L’accessibilité numérique n’est pas un “plus” ni une concession : c’est une obligation légale, mais surtout un facteur déterminant d’égalité des chances en santé. Elle bénéficie non seulement aux personnes avec handicap auditif, mais aussi à tous ceux qui font face à une difficulté temporaire ou permanente dans la navigation numérique.

  • Chacun y gagne : Un site internet ou une application mobile plus lisibles, sous-titrés et illustrés par des pictogrammes, servent aussi aux personnes âgées, allophones ou peu à l’aise avec le numérique.
  • Tous les outils existent déjà : Des solutions comme le sous-titrage, la traduction en LSF/LSR ou la transcription automatique peuvent être déployées rapidement et à coûts maîtrisés.

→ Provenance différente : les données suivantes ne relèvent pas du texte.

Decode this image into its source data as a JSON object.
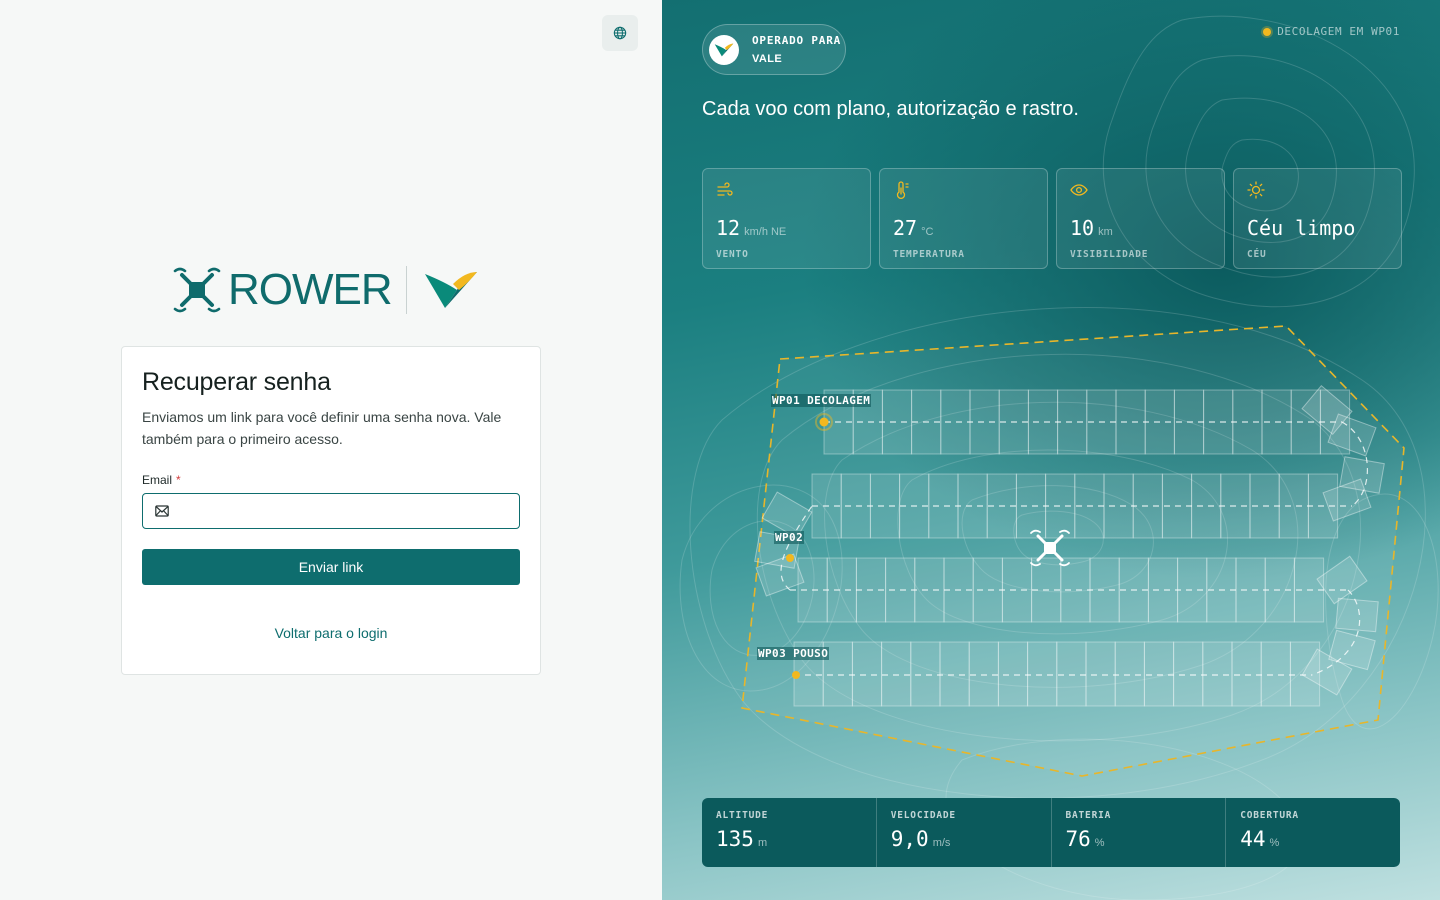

  • L’implication de tous est décisive : Les établissements valaisans qui impliquent patients, proches et professionnels dans la réflexion posent les bases d’un accès simplifié, rassurant et respectueux.

Le défi n’est pas technologique, mais humain et éthique. Rendre la santé numérique accessible, c’est garantir à chaque Valaisan et Valaisanne le droit fondamental de comprendre, choisir et agir pour leur santé, sans se heurter à des barrières invisibles. Les premiers pas comptent, et c’est collectivement que l’on peut bâtir un système hospitalier valaisan ouvert et inclusif, pour aujourd’hui et pour demain.